Chapter 11. Increasing Resilience to Face Diversity: Race in Academic and Social Environments from Salvador to Los Angeles

It was two o’clock in the afternoon on a beautiful sunny Friday in 2011. After spending office hours with my adviser, I crossed the university campus on my way to the bus stop. There was a UCLA—University of California, Los Angeles—Police Department car parked ahead, with a police officer standing outside. As I passed by, he stopped me and asked if I was a student. For a moment I thought that I was getting an international stop and frisk by the Brazilian police. Between ironically laughing to myself and trying hard to keep the anger from showing in my eyes, I looked at the police officer, and instead of answering, I asked him: “What’s going on around here?” He told me that “they had a situation on campus,” and he was just checking (on me). We remained silent for a few seconds, looking at each other. I pretended that I did not understand his explanation for stopping me. The question “And why have you chosen to check on me instead of other (white) students around here?” was screaming in my head. My strategic silence and the fact that we were on UCLA campus probably created tension for him. He started showing embarrassment and hastily said “Never mind!” and drove away in the police car.
Lúcio Oliveira

Chapter 12. Far Beyond “Fresh Prince of Bel-Air”: Impressions from an Afro-Latina Filmmaker and Activist in Philadelphia

In this chapter, I analyze my experience as an Afro-Latina activist and graduate film student, during my two years of residence in Philadelphia in the United States. I discuss my reflections about my expectations, experiences, and moments of connection with the African American and Afro-Latino community using the conceptual framework of transitory identity, as developed by sociologist Stuart Hall (1994) in his chapter “Cultural Identity and Diaspora.” This analysis alternates between important childhood and adolescent memories that shaped the formation of my black identity, and I rely principally on the medium of film to make these comparisons. The ultimate goal of this chapter is to illustrate the connections between Afro-Brazilians and African Americans and to broaden the discussion about the issues that should be addressed as global problems that are common to the entire African diaspora, propose solutions that can be replicated, as well as facilitate an ongoing dialogue between African descendants.
Gabriela Watson Aurazo

Conclusion: Toward a Future African Diasporic Approach to Research Diaspora

Black transnational engagement between researchers in Brazil and those in the United States adds one more layer to the “major dialogue shaping the cultures and politics of the Afro-Atlantic world” (Matory 2006, 153).

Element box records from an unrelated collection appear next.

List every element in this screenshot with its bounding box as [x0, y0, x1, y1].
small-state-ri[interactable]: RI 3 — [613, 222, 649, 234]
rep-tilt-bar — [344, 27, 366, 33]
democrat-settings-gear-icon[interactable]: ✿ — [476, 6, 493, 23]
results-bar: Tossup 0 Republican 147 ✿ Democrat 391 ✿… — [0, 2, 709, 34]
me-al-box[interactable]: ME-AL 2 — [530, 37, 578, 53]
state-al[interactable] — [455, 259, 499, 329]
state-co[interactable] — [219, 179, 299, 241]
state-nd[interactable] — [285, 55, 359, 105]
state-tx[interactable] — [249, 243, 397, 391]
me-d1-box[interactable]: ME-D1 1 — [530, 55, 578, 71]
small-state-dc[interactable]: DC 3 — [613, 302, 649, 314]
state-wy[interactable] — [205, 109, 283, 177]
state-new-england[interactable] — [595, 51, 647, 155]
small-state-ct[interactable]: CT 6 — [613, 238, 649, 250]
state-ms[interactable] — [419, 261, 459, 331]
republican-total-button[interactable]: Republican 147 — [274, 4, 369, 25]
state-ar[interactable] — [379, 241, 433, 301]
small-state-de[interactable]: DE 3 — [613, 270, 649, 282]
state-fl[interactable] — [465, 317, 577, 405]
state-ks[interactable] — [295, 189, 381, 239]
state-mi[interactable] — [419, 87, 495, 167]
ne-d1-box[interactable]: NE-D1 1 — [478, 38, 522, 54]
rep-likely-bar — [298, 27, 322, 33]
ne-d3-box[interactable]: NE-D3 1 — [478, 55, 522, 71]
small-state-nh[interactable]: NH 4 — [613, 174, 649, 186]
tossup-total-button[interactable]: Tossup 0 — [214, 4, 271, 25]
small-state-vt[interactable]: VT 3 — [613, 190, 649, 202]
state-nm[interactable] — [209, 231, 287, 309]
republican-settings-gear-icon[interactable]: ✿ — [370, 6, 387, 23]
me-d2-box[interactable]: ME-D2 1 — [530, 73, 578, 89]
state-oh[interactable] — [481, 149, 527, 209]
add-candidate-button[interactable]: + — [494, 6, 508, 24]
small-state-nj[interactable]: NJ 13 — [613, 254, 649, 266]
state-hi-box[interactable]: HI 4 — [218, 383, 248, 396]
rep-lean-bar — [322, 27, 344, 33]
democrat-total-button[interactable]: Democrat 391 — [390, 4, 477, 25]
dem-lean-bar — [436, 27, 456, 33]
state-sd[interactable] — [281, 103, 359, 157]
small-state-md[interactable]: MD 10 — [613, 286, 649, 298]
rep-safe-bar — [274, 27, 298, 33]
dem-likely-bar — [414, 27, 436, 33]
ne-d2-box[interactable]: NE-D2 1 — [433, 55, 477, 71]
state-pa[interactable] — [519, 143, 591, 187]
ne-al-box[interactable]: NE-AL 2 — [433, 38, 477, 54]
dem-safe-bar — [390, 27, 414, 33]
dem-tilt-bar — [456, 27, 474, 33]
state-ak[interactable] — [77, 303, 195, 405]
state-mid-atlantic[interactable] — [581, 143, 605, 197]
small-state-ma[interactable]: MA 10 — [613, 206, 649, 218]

Contrary to the notion that intellectual trends are guided by the whims of the “invisible hand” of the academy, there are cognitive orientations and perceived cultural commonalities that explain the origin and persistence of black researchers’ interests in their counterparts in the United States and Brazil. Beyond serving as a logical point of comparison, due to similar (though not identical) histories, their sense of shared political goals, racial commonalities, and solidarity against racism means that diasporic citizens engage in dialogues to monitor, analyze, and refine movements and programs in their own countries (Pereira 2013).